Lasciamo agli amanti delle classifiche e della classificazioni le ulteriori dotte disquisizioni su cosa siano il rock, il pop, il progressive, e sul peso specifico di Gilmour in rapporto agli altri eroi della tastiera (chitarristica); riguardo al nostro vale senza dubbio la mirabile sintesi credo di Miles Davis, secondo cui la musica si divide semplicemente in bella o brutta.

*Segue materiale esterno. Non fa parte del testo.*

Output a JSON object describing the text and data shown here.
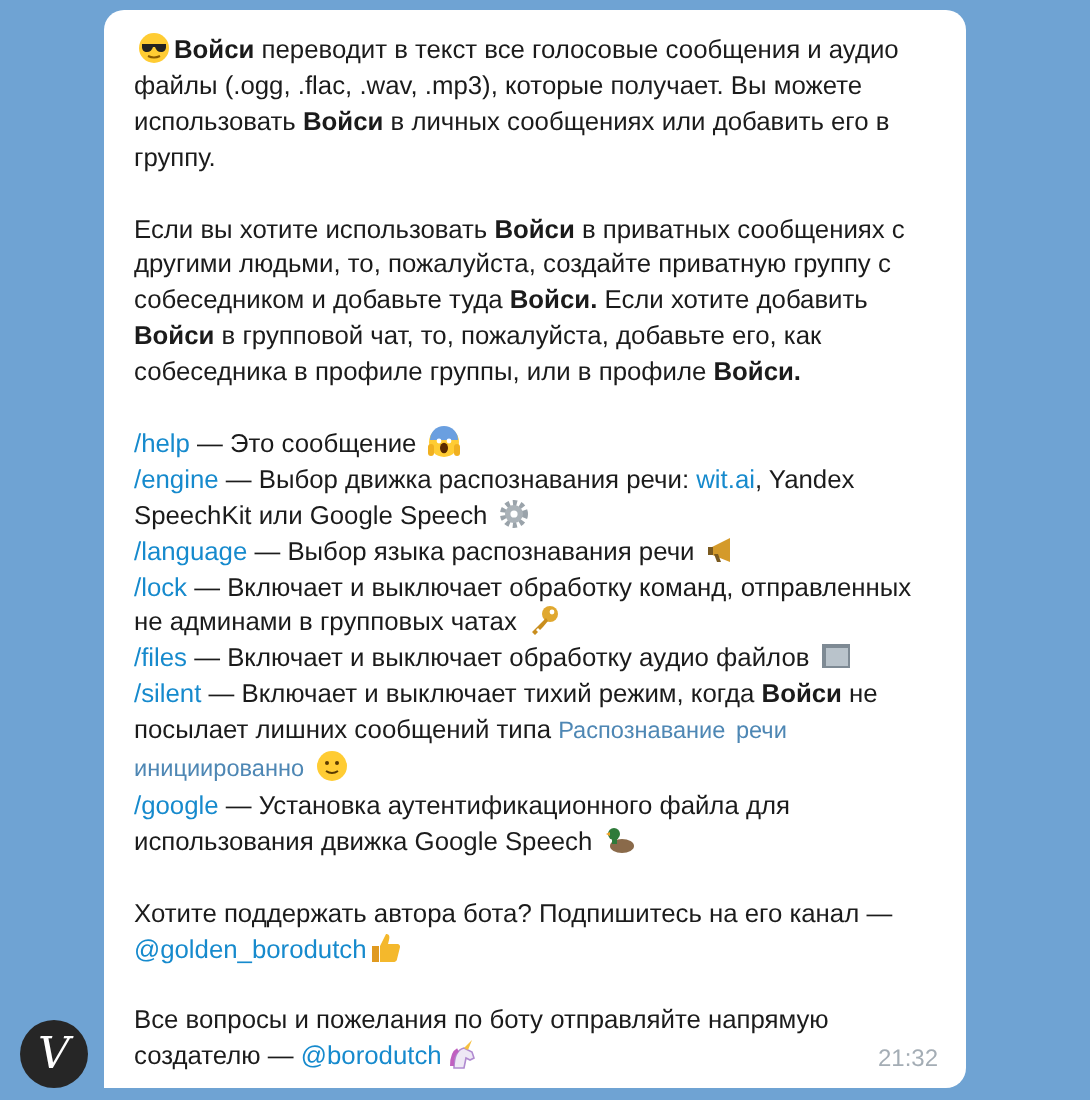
{
  "message": {
    "paragraphs": [
      {
        "lines": [
          {
            "segments": [
              {
                "kind": "emoji"
              },
              {
                "kind": "text",
                "text": "**Войси** переводит в текст все голосовые сообщения и аудио файлы (.ogg, .flac, .wav, .mp3), которые получает. Вы можете использовать **Войси** в личных сообщениях или добавить его в группу."
              }
            ]
          }
        ]
      },
      {
        "lines": [
          {
            "segments": [
              {
                "kind": "text",
                "text": "Если вы хотите использовать **Войси** в приватных сообщениях с другими людьми, то, пожалуйста, создайте приватную группу с собеседником и добавьте туда **Войси.** Если хотите добавить **Войси** в групповой чат, то, пожалуйста, добавьте его, как собеседника в профиле группы, или в профиле **Войси.**"
              }
            ]
          }
        ]
      },
      {
        "lines": [
          {
            "segments": [
              {
                "kind": "command",
                "text": "/help"
              },
              {
                "kind": "text",
                "text": " — Это сообщение "
              },
              {
                "kind": "emoji"
              }
            ]
          },
          {
            "segments": [
              {
                "kind": "command",
                "text": "/engine"
              },
              {
                "kind": "text",
                "text": " — Выбор движка распознавания речи: "
              },
              {
                "kind": "link",
                "text": "wit.ai"
              },
              {
                "kind": "text",
                "text": ", Yandex SpeechKit или Google Speech "
              },
              {
                "kind": "emoji"
              }
            ]
          },
          {
            "segments": [
              {
                "kind": "command",
                "text": "/language"
              },
              {
                "kind": "text",
                "text": " — Выбор языка распознавания речи "
              },
              {
                "kind": "emoji"
              }
            ]
          },
          {
            "segments": [
              {
                "kind": "command",
                "text": "/lock"
              },
              {
                "kind": "text",
                "text": " — Включает и выключает обработку команд, отправленных не админами в групповых чатах "
              },
              {
                "kind": "emoji"
              }
            ]
          },
          {
            "segments": [
              {
                "kind": "command",
                "text": "/files"
              },
              {
                "kind": "text",
                "text": " — Включает и выключает обработку аудио файлов "
              },
              {
                "kind": "emoji"
              }
            ]
          },
          {
            "segments": [
              {
                "kind": "command",
                "text": "/silent"
              },
              {
                "kind": "text",
                "text": " — Включает и выключает тихий режим, когда **Войси** не посылает лишних сообщений типа "
              },
              {
                "kind": "code",
                "text": "Распознавание  речи"
              },
              {
                "kind": "code",
                "text": "инициированно"
              },
              {
                "kind": "emoji"
              }
            ]
          },
          {
            "segments": [
              {
                "kind": "command",
                "text": "/google"
              },
              {
                "kind": "text",
                "text": " — Установка аутентификационного файла для использования движка Google Speech "
              },
              {
                "kind": "emoji"
              }
            ]
          }
        ]
      },
      {
        "lines": [
          {
            "segments": [
              {
                "kind": "text",
                "text": "Хотите поддержать автора бота? Подпишитесь на его канал — "
              },
              {
                "kind": "link",
                "text": "@golden_borodutch"
              },
              {
                "kind": "emoji"
              }
            ]
          }
        ]
      },
      {
        "lines": [
          {
            "segments": [
              {
                "kind": "text",
                "text": "Все вопросы и пожелания по боту отправляйте напрямую создателю — "
              },
              {
                "kind": "link",
                "text": "@borodutch"
              },
              {
                "kind": "emoji"
              }
            ]
          }
        ]
      }
    ],
    "time": "21:32"
  },
  "avatar": {
    "letter": "V"
  }
}
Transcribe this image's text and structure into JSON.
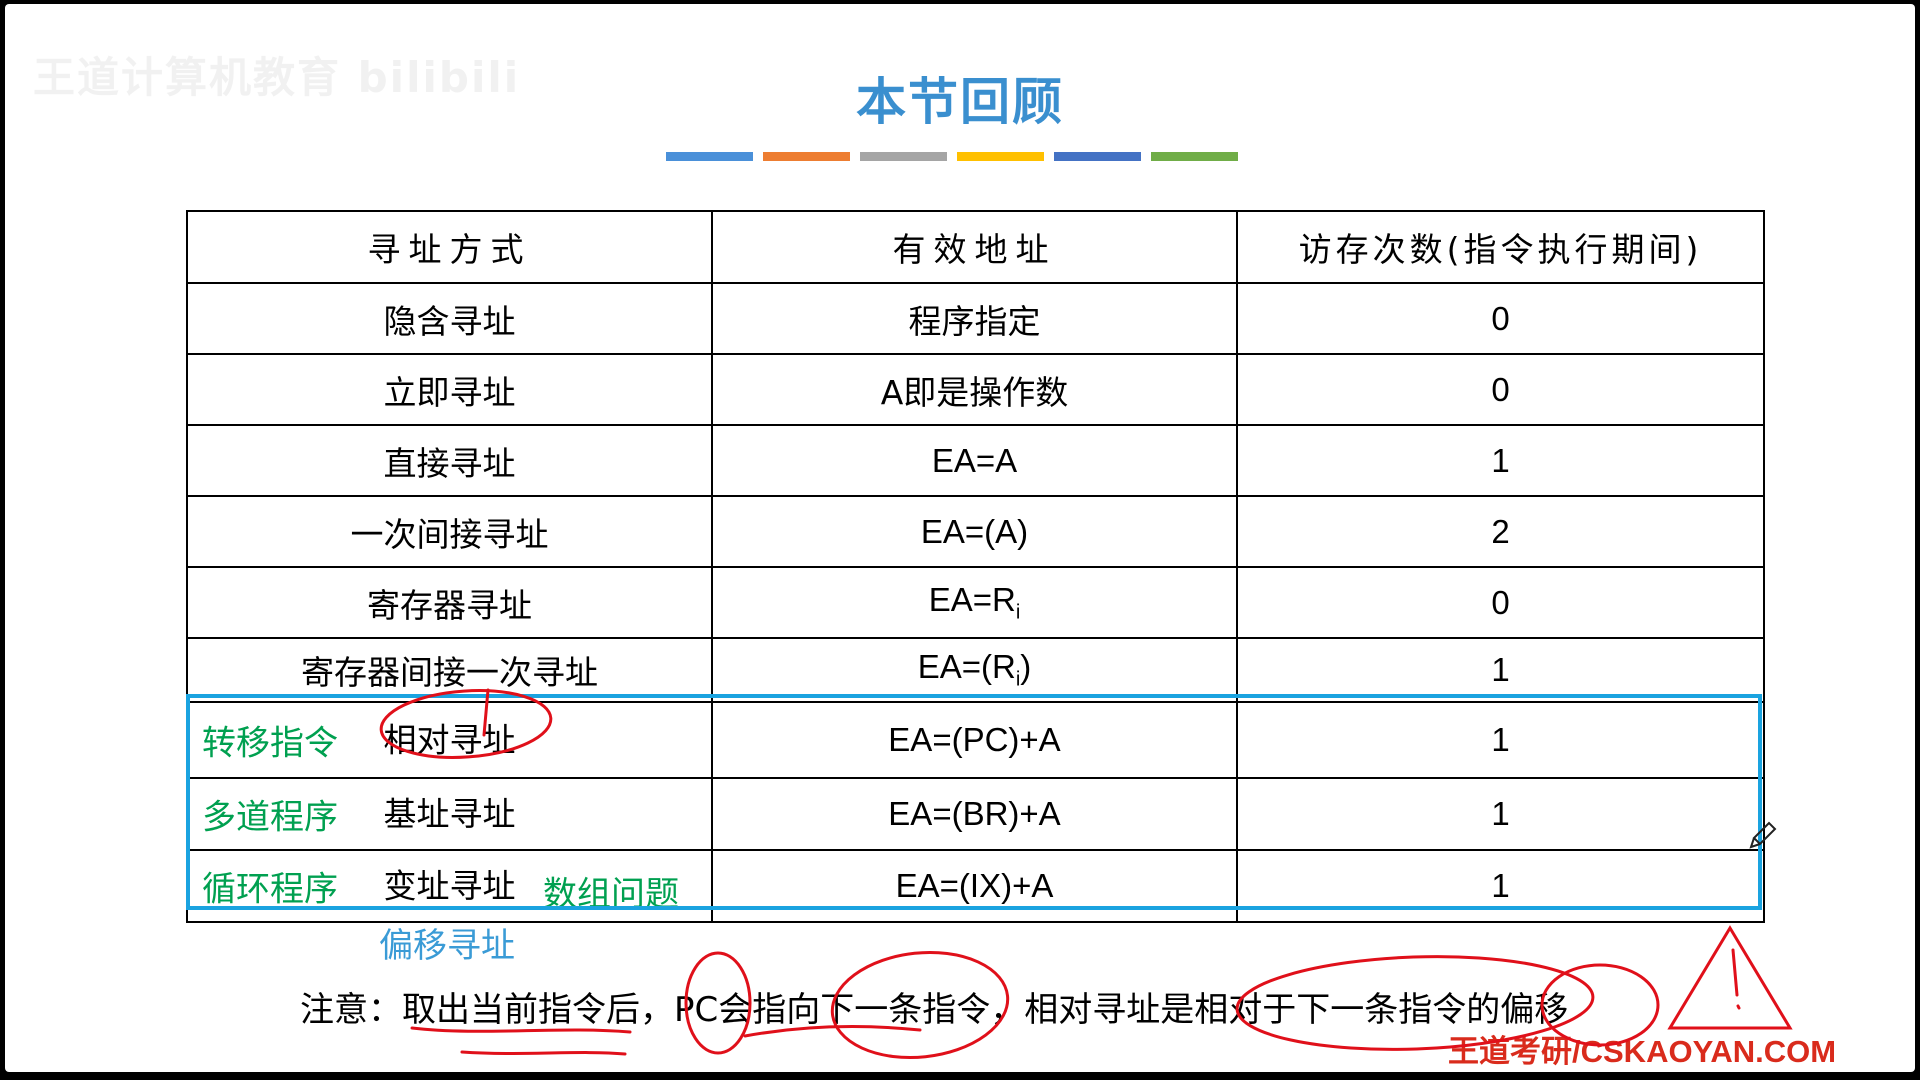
{
  "watermark": "王道计算机教育 bilibili",
  "title": "本节回顾",
  "title_bar_colors": [
    "#4a90d9",
    "#ed7d31",
    "#a5a5a5",
    "#ffc000",
    "#4472c4",
    "#70ad47"
  ],
  "table": {
    "headers": [
      "寻址方式",
      "有效地址",
      "访存次数(指令执行期间)"
    ],
    "rows": [
      {
        "mode": "隐含寻址",
        "ea": "程序指定",
        "count": "0"
      },
      {
        "mode": "立即寻址",
        "ea": "A即是操作数",
        "count": "0"
      },
      {
        "mode": "直接寻址",
        "ea": "EA=A",
        "count": "1"
      },
      {
        "mode": "一次间接寻址",
        "ea": "EA=(A)",
        "count": "2"
      },
      {
        "mode": "寄存器寻址",
        "ea_prefix": "EA=R",
        "ea_sub": "i",
        "ea_suffix": "",
        "count": "0"
      },
      {
        "mode": "寄存器间接一次寻址",
        "ea_prefix": "EA=(R",
        "ea_sub": "i",
        "ea_suffix": ")",
        "count": "1"
      },
      {
        "tag": "转移指令",
        "mode": "相对寻址",
        "ea": "EA=(PC)+A",
        "count": "1"
      },
      {
        "tag": "多道程序",
        "mode": "基址寻址",
        "ea": "EA=(BR)+A",
        "count": "1"
      },
      {
        "tag": "循环程序",
        "mode": "变址寻址",
        "extra": "数组问题",
        "ea": "EA=(IX)+A",
        "count": "1"
      }
    ]
  },
  "offset_label": "偏移寻址",
  "note": "注意：取出当前指令后，PC会指向下一条指令，相对寻址是相对于下一条指令的偏移",
  "brand": "王道考研/CSKAOYAN.COM",
  "colors": {
    "title": "#3a8fcf",
    "tag_green": "#00a050",
    "highlight_box": "#1aa3e0",
    "ink_red": "#e0101a",
    "offset_label": "#3a9bd6"
  },
  "icons": [
    "pencil-cursor-icon",
    "warning-triangle-icon"
  ]
}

Gilmour ha prodotto semplicemente bella musica, in quanto tale molto difficile da riproporre in maniera credibile, per quanto non particolarmente impegnativa dal punto di vista tecnico: il suo tocco, la sua sintesi, il suo intuito melodico, il senso del blues, delle dinamiche, del “change of mood” non hanno eguali nello sterminato panorama dei chitarristi elettrici mondiali. Le riviste specializzate divulgano da anni le formule magiche per riprodurre il suo suono ma non c’è partita: il suono è nelle dita e nel cervello, ed il nostro ne è la dimostrazione.
Pochi musicisti hanno una personalità così importante, quella che consente l’immediato godurioso riconoscimento anche solo con tre note, si parla di Stevie Wonder, del compianto Al Jarreau, dello stesso Miles Davis, tutti personaggi che hanno applicato perfettamente quella legge (inascoltata dai più, per fortuna) secondo la quale “la tecnica è un mezzo e non un fine”. David Gilmour non riproduce mai i suoi famosi “solos” in maniera uguale, questo lo lascia fare (cercare di fare…) a migliaia di emuli sparsi per il pianeta, in compenso ogni sua esibizione, facilmente reperibile sulla rete, è una lezione gratis di cosa significhi musicalità, l’aspetto più difficile da acquisire se non innato, il più personale, il più complesso da percepire appieno, da decodificare correttamente, da apprendere, da padroneggiare.
Tanti auguroni mister Gilmour, con gratitudine.